Erna Proskauer stammt aus Bromberg, dem heutigen Bydgoszcz.[1] Ihre Eltern waren die aus einer Kaufmannsfamilie stammende Else Aronsohn, geborene Hamburger, und der Rechtsanwalt und Notar Georg Aronsohn, der zudem Stadtverordnetenvorsteher Brombergs war. Einem jüdischen Brauch folgend, Neugeborene nach dem zuletzt verstorbenen Vorfahren zu benennen, wurde Erna Proskauer nach ihrer Urgroßmutter Ernestine benannt. Ihre Familie folgte zwar gewissen jüdischen Bräuchen, ihr Vater besuchte die Synagoge allerdings nur an den drei Hohen Feiertagen regelmäßig. Ihre jüdischen Großeltern schickten der Familie zur Geburt sogar eine Broschüre mit dem Titel: „Sollen wir unsere Kinder taufen lassen?“. So wuchs Erna Proskauer mit den deutschen Klassikern auf und stellte sich mit ihrer jüngeren Schwester Käte erfolgreich gegen die Versuche ihres Vaters, sie zum Besuch einer Religionsschule der jüdischen Gemeinde zu bewegen.[2]

Beruflicher Werdegang bis 1933

Bearbeiten

Erna Proskauer besuchte zunächst die höhere Mädchenschule in Bromberg. Nach dem Ersten Weltkrieg wurde Bromberg infolge des Versailler Vertrags und den daraus resultierenden Gebietsaufteilungen polnisch. Die Aronsohns entschieden sich, die deutsche Staatsangehörigkeit zu behalten und brachen in Richtung Berlin auf.[3] Hier besuchte Erna Proskauer zunächst das Mädchengymnasium in der Nürnberger Straße. Dort fühlte sie sich allerdings nicht wohl und wechselte auf die „Realgymnasiale Studienanstalt Fürstin-Bismarck-Schule zu Charlottenburg“. Am 19. September 1922 bestand sie die Reifeprüfung.
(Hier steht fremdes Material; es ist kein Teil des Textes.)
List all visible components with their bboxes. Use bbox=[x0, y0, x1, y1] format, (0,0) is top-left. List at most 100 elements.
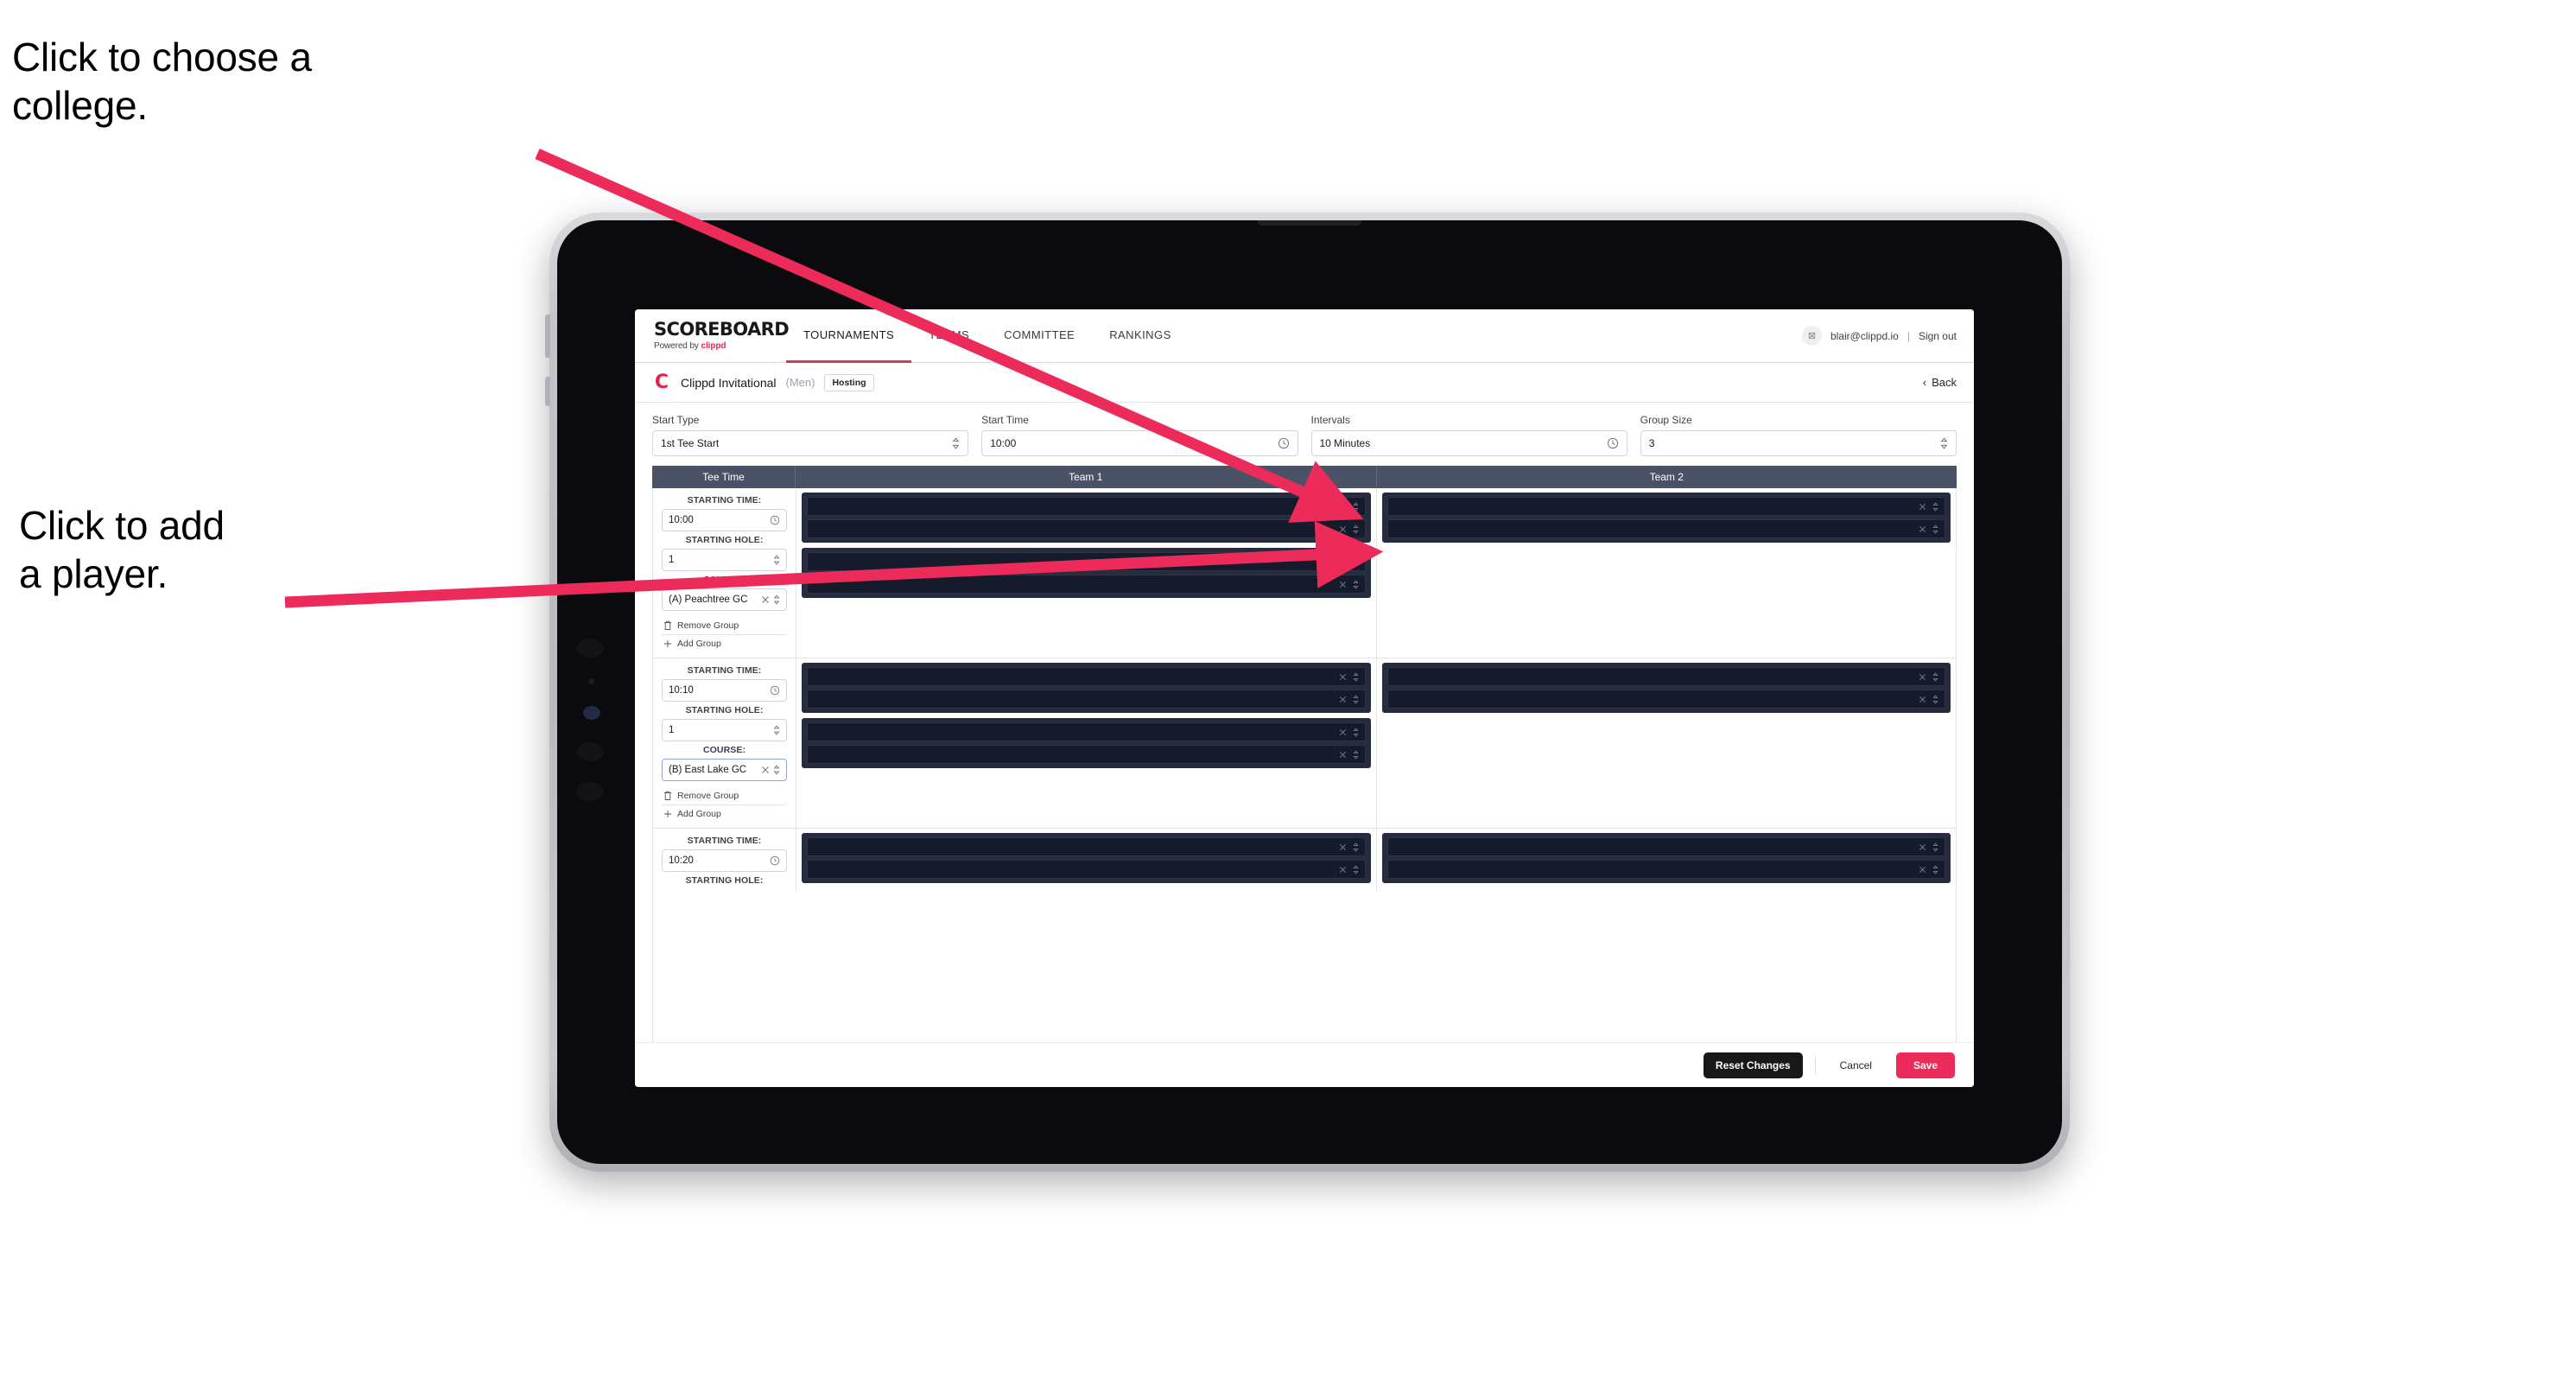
player-slot[interactable] bbox=[807, 860, 1366, 879]
starting-time-input[interactable]: 10:10 bbox=[662, 679, 787, 702]
nav-tab-rankings[interactable]: RANKINGS bbox=[1092, 309, 1189, 363]
stepper-icon[interactable] bbox=[1932, 694, 1938, 704]
stepper-icon[interactable] bbox=[773, 555, 780, 565]
player-slot[interactable] bbox=[1386, 837, 1945, 856]
clear-icon[interactable] bbox=[761, 766, 770, 774]
save-button[interactable]: Save bbox=[1895, 1052, 1955, 1078]
nav-tab-tournaments[interactable]: TOURNAMENTS bbox=[786, 309, 912, 363]
avatar[interactable]: ⊠ bbox=[1801, 326, 1822, 346]
clear-icon[interactable] bbox=[1339, 673, 1347, 681]
starting-time-input[interactable]: 10:20 bbox=[662, 849, 787, 872]
stepper-icon[interactable] bbox=[1940, 437, 1948, 449]
clock-icon[interactable] bbox=[770, 515, 780, 525]
player-slot[interactable] bbox=[807, 745, 1366, 764]
stepper-icon[interactable] bbox=[1352, 694, 1359, 704]
clear-icon[interactable] bbox=[1919, 866, 1926, 874]
clock-icon[interactable] bbox=[1278, 437, 1290, 449]
clear-icon[interactable] bbox=[1339, 843, 1347, 851]
stepper-icon[interactable] bbox=[1352, 864, 1359, 874]
clear-icon[interactable] bbox=[1339, 558, 1347, 566]
course-select[interactable]: (A) Peachtree GC bbox=[662, 588, 787, 611]
stepper-icon[interactable] bbox=[1352, 671, 1359, 682]
tee-time-grid[interactable]: STARTING TIME: 10:00 STARTING HOLE: 1 CO… bbox=[652, 488, 1957, 1042]
player-slot[interactable] bbox=[807, 497, 1366, 516]
sign-out-link[interactable]: Sign out bbox=[1919, 330, 1957, 342]
nav-tab-committee[interactable]: COMMITTEE bbox=[987, 309, 1092, 363]
stepper-icon[interactable] bbox=[1932, 842, 1938, 852]
device-volume-button[interactable] bbox=[545, 315, 550, 358]
player-slot[interactable] bbox=[807, 667, 1366, 686]
course-label: COURSE: bbox=[702, 745, 746, 755]
start-time-input[interactable]: 10:00 bbox=[981, 430, 1298, 456]
remove-group-button[interactable]: Remove Group bbox=[662, 787, 787, 805]
stepper-icon[interactable] bbox=[1352, 501, 1359, 512]
player-slot[interactable] bbox=[807, 575, 1366, 594]
clear-icon[interactable] bbox=[1339, 503, 1347, 511]
player-slot[interactable] bbox=[1386, 860, 1945, 879]
clear-icon[interactable] bbox=[1919, 673, 1926, 681]
nav-tab-teams[interactable]: TEAMS bbox=[911, 309, 987, 363]
cancel-button[interactable]: Cancel bbox=[1828, 1052, 1884, 1078]
clock-icon[interactable] bbox=[770, 685, 780, 696]
clock-icon[interactable] bbox=[1607, 437, 1619, 449]
stepper-icon[interactable] bbox=[773, 725, 780, 735]
clear-icon[interactable] bbox=[1339, 751, 1347, 759]
stepper-icon[interactable] bbox=[1352, 727, 1359, 737]
remove-group-button[interactable]: Remove Group bbox=[662, 617, 787, 635]
starting-time-input[interactable]: 10:00 bbox=[662, 509, 787, 531]
player-slot-panel bbox=[802, 833, 1371, 883]
clear-icon[interactable] bbox=[1919, 843, 1926, 851]
back-button[interactable]: ‹ Back bbox=[1923, 376, 1957, 389]
player-slot[interactable] bbox=[807, 552, 1366, 571]
plus-icon bbox=[663, 810, 672, 818]
stepper-icon[interactable] bbox=[1352, 524, 1359, 534]
clear-icon[interactable] bbox=[1919, 696, 1926, 703]
player-slot[interactable] bbox=[807, 837, 1366, 856]
player-slot-controls bbox=[1339, 727, 1359, 737]
clear-icon[interactable] bbox=[1919, 503, 1926, 511]
clear-icon[interactable] bbox=[1919, 525, 1926, 533]
player-slot[interactable] bbox=[1386, 519, 1945, 538]
reset-changes-button[interactable]: Reset Changes bbox=[1703, 1052, 1803, 1078]
stepper-icon[interactable] bbox=[1932, 671, 1938, 682]
player-slot[interactable] bbox=[807, 722, 1366, 741]
clock-icon[interactable] bbox=[770, 855, 780, 866]
player-slot[interactable] bbox=[807, 519, 1366, 538]
stepper-icon[interactable] bbox=[773, 594, 780, 605]
stepper-icon[interactable] bbox=[1352, 749, 1359, 760]
device-power-button[interactable] bbox=[545, 377, 550, 406]
starting-hole-input[interactable]: 1 bbox=[662, 549, 787, 571]
remove-group-label: Remove Group bbox=[677, 791, 739, 801]
stepper-icon[interactable] bbox=[1352, 842, 1359, 852]
intervals-value: 10 Minutes bbox=[1319, 437, 1371, 449]
intervals-input[interactable]: 10 Minutes bbox=[1310, 430, 1627, 456]
clear-icon[interactable] bbox=[1339, 866, 1347, 874]
player-slot[interactable] bbox=[1386, 497, 1945, 516]
stepper-icon[interactable] bbox=[1352, 579, 1359, 589]
course-select[interactable]: (B) East Lake GC bbox=[662, 759, 787, 781]
group-size-select[interactable]: 3 bbox=[1640, 430, 1957, 456]
footer-actions: Reset Changes Cancel Save bbox=[635, 1042, 1974, 1087]
nav-tab-tournaments-label: TOURNAMENTS bbox=[803, 328, 895, 341]
add-group-button[interactable]: Add Group bbox=[662, 805, 787, 823]
team-2-cell bbox=[1376, 488, 1956, 658]
start-type-select[interactable]: 1st Tee Start bbox=[652, 430, 969, 456]
stepper-icon[interactable] bbox=[1932, 524, 1938, 534]
clear-icon[interactable] bbox=[1339, 728, 1347, 736]
stepper-icon[interactable] bbox=[773, 765, 780, 775]
brand-logo[interactable]: SCOREBOARD Powered by clippd bbox=[635, 309, 790, 362]
stepper-icon[interactable] bbox=[1932, 864, 1938, 874]
clear-icon[interactable] bbox=[1339, 696, 1347, 703]
clear-icon[interactable] bbox=[761, 595, 770, 604]
starting-hole-input[interactable]: 1 bbox=[662, 719, 787, 741]
clear-icon[interactable] bbox=[1339, 525, 1347, 533]
stepper-icon[interactable] bbox=[952, 437, 960, 449]
player-slot[interactable] bbox=[807, 690, 1366, 709]
player-slot[interactable] bbox=[1386, 690, 1945, 709]
stepper-icon[interactable] bbox=[1932, 501, 1938, 512]
stepper-icon[interactable] bbox=[1352, 556, 1359, 567]
add-group-button[interactable]: Add Group bbox=[662, 635, 787, 652]
clear-icon[interactable] bbox=[1339, 581, 1347, 588]
starting-hole-label: STARTING HOLE: bbox=[685, 705, 764, 715]
player-slot[interactable] bbox=[1386, 667, 1945, 686]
Direkt im Anschluss begann sie, auch aus finanziellen Sorgen der Familie, das Jura-Studium.[4] Während des Studiums, das sie, abgesehen von einem Semester in Freiburg im Breisgau, in Berlin an der Friedrich-Wilhelms-Universität verbrachte, gab sie zunächst Nachhilfeunterricht, bis sie Assistentin im Büro der Rockefeller-Stiftung wurde. Dort bekam sie ein währungsfestes Gehalt in Dollar ausgezahlt, was während der Inflation von großem Wert war. Während des Refendariats lernte sie Max Proskauer kennen, den sie im Mai 1930 heiratete.[5]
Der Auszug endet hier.